It was a Tuesday morning, and I was running errands with my kids. We were in the bank just before 9 am, and the tellers were all abuzz over the news. Some little plane had flown into the World Trade Center, my teller told me. They’d heard it on the radio. I dropped my errands and went straight home, turning on the TV in time to see Flight 175 hit the South Tower.

Of course, it wasn’t a small plane, and it wasn’t an accident as they had first assumed. I spent the day watching the coverage, knowing the world was changing. I had visited the World Trade Center with my cousin Kim during a high school trip. We had gone up to the observation deck in the South Tower, on the 107th floor. I remembered what it felt like to lean in toward the glass and look down, that awful feeling I got in the bottom of my stomach. How much sicker I felt watching the coverage, hearing that people chose to jump rather than burn. What a desperate choice. What a strange feeling to know that I’d been there, I’d visited a place that didn’t even exist anymore.

I worried about Kim, knowing she lived in the city, not knowing where she was working, how far away she was, if she was safe. Another of my cousins was living and working in DC at the time, so it was a pretty tense time until we knew they were safe. Then we started worrying for everyone else: those people who waited, thinking they’d be rescued. People who still needed rescuing. The heroic firefighters and paramedics who rushed in and never came out. Did you know that 411 emergency workers were among the dead? I don’t think I ever knew the number.

The thing that stands out to me most about that trip to the observation deck was waiting in line. We waited for what seemed like hours, in a roped off area that zigzagged across the lobby. We were surrounded by people of every ethnicity, from many countries, all speaking different languages. Coming from a less-than-multicultural state and community, to me this was noteworthy. It felt like a place where people coexisted peacefully, where there might not always be understanding but there was tolerance. It seemed like my ideal of being an American, the whole “melting pot” thing; how could you experience such diversity, look out at the Statue of Liberty, and not feel that? After 9/11 it didn’t surprise me to read that citizens from over 90 countries died in the attacks on the World Trade Center buildings. It saddened me to think of that place as a target of someone’s hatred. We lost a lot that day.

Every year I think how much things have changed since it happened.

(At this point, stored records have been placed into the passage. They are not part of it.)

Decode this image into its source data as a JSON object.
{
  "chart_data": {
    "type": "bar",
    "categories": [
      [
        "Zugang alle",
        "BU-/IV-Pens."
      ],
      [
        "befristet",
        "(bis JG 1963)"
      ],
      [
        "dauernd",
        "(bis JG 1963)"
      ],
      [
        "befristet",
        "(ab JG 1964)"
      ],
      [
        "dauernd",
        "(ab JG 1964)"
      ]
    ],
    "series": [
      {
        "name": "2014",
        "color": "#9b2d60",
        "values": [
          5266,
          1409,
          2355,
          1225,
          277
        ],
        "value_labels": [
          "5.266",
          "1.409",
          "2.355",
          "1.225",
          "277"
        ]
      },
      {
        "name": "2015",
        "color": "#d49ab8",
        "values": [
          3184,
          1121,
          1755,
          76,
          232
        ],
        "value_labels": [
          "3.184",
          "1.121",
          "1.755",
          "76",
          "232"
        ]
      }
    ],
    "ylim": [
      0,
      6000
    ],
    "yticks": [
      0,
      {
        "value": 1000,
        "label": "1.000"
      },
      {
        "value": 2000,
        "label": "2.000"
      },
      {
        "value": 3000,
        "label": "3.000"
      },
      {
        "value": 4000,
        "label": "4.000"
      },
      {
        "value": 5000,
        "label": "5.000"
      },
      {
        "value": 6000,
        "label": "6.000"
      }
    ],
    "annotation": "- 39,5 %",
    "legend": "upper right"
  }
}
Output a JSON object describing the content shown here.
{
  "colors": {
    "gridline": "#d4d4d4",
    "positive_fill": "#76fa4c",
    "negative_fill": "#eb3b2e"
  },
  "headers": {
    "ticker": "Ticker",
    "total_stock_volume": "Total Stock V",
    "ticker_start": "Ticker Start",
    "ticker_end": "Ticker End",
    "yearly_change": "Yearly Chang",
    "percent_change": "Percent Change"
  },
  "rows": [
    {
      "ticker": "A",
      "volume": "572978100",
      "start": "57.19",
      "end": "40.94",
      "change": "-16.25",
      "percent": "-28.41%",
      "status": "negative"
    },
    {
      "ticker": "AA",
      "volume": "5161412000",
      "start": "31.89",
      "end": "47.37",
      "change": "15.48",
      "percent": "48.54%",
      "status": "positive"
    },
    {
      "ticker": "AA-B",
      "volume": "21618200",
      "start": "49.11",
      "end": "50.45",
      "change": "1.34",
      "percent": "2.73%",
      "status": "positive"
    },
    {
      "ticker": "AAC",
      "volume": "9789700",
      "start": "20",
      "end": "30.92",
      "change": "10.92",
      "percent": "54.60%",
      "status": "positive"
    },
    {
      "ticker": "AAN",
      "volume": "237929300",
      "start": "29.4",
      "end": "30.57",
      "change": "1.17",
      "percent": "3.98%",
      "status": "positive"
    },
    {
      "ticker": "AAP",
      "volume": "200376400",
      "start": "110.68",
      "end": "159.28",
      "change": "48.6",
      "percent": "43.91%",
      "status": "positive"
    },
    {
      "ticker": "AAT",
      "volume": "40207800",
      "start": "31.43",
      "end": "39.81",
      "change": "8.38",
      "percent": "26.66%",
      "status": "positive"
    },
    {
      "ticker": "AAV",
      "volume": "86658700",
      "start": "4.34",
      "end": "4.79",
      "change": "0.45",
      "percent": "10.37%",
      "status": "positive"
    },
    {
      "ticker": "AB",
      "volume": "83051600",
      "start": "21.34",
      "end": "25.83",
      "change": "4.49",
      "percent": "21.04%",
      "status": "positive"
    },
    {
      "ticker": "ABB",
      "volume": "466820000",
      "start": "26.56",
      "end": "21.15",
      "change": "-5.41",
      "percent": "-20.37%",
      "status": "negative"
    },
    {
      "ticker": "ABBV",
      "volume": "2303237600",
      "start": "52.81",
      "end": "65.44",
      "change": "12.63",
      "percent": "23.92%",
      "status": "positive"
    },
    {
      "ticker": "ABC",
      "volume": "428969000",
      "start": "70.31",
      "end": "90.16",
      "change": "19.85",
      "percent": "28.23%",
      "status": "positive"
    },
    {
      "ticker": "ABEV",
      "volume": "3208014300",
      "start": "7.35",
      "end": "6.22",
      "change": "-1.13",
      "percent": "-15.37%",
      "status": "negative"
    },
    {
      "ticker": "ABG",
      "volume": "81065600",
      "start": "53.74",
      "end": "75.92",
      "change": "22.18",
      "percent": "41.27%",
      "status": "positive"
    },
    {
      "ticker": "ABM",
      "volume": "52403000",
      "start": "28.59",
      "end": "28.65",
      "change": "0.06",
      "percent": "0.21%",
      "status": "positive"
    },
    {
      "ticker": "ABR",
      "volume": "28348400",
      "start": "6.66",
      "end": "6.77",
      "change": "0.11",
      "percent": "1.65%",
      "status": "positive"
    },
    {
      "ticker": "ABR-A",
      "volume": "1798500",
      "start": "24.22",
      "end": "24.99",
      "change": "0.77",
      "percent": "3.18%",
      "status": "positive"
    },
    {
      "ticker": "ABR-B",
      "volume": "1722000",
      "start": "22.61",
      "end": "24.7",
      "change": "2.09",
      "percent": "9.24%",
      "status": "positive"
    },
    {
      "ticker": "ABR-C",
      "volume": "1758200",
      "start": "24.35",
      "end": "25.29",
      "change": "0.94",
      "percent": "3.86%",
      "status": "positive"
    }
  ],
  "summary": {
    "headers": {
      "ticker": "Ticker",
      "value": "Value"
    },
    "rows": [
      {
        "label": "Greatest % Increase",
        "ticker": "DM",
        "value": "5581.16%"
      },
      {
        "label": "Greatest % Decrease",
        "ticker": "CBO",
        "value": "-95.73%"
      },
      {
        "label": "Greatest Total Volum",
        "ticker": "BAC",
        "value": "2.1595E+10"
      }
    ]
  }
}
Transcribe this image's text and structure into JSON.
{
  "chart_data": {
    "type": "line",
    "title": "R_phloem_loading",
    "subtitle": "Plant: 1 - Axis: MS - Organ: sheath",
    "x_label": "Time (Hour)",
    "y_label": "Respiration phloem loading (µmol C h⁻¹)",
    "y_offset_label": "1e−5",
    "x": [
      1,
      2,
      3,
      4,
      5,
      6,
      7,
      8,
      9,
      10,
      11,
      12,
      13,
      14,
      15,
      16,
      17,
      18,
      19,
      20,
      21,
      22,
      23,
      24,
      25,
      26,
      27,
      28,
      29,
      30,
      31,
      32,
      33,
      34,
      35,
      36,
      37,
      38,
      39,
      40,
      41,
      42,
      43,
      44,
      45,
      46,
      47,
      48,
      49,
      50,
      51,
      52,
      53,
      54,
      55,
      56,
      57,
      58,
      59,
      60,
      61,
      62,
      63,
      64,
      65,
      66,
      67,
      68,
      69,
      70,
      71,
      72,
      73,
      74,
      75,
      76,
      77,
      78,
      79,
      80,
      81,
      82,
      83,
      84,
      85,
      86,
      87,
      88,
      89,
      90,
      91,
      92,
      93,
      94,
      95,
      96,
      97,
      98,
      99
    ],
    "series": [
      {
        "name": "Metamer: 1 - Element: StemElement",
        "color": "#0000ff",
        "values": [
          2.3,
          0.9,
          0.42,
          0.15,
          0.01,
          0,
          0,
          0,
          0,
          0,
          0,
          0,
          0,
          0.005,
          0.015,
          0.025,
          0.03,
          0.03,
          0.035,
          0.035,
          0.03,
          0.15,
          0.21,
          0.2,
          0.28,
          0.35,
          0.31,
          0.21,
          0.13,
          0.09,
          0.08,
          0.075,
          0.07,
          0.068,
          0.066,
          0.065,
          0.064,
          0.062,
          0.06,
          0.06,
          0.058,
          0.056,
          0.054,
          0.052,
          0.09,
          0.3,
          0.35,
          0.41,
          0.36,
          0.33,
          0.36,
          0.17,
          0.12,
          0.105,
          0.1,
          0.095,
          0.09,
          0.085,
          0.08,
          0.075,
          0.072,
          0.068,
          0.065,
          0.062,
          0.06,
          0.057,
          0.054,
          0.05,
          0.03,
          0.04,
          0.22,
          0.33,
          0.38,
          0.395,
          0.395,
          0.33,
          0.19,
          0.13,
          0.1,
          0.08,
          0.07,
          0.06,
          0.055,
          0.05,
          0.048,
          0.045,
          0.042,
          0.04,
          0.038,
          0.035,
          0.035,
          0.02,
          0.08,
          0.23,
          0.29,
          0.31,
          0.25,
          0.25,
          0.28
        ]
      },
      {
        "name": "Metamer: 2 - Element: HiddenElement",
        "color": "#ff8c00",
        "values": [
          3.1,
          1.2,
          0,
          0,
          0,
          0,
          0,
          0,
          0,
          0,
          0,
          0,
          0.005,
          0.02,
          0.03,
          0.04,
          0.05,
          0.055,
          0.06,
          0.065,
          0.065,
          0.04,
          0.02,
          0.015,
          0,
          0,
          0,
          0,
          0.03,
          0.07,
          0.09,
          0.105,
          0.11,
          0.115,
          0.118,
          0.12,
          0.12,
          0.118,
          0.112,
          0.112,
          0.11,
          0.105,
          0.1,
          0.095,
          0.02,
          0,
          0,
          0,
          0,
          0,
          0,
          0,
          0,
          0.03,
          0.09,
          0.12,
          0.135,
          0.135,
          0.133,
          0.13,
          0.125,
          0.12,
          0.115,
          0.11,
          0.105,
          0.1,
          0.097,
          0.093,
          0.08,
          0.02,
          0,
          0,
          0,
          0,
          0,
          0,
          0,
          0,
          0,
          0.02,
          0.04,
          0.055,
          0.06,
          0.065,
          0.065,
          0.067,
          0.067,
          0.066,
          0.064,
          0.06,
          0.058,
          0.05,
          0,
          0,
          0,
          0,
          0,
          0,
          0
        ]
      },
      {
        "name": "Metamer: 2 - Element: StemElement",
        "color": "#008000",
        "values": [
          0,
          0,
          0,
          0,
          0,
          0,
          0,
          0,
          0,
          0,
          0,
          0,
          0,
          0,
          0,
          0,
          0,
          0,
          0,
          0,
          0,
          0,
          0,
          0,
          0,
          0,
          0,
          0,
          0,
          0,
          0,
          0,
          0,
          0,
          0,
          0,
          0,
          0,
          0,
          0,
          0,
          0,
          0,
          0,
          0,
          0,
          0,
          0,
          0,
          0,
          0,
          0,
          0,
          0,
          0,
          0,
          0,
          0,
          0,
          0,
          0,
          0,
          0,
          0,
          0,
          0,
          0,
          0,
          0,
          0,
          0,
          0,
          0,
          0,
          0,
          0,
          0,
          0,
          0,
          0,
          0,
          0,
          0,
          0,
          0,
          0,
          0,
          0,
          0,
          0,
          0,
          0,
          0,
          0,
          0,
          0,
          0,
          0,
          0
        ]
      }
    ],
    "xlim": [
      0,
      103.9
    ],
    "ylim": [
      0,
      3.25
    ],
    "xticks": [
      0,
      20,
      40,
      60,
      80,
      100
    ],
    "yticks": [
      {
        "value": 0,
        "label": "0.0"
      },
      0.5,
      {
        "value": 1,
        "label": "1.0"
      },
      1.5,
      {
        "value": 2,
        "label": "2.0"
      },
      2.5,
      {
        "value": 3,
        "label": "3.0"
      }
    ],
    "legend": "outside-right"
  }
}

I think about the people who died and I send good thoughts to those who survived and who lost family and friends. Not long ago I read about those who were exposed to ground zero and how they had lingering problems with asthma and post-traumatic stress disorder for years afterward. I think all of us are still traumatized by this. I don’t think anyone who was there–or who watched from afar–will forget it.

Do you remember what you were doing on 9/11? What went through your mind? I’ve heard people talking about making this day a national holiday–what are your thoughts?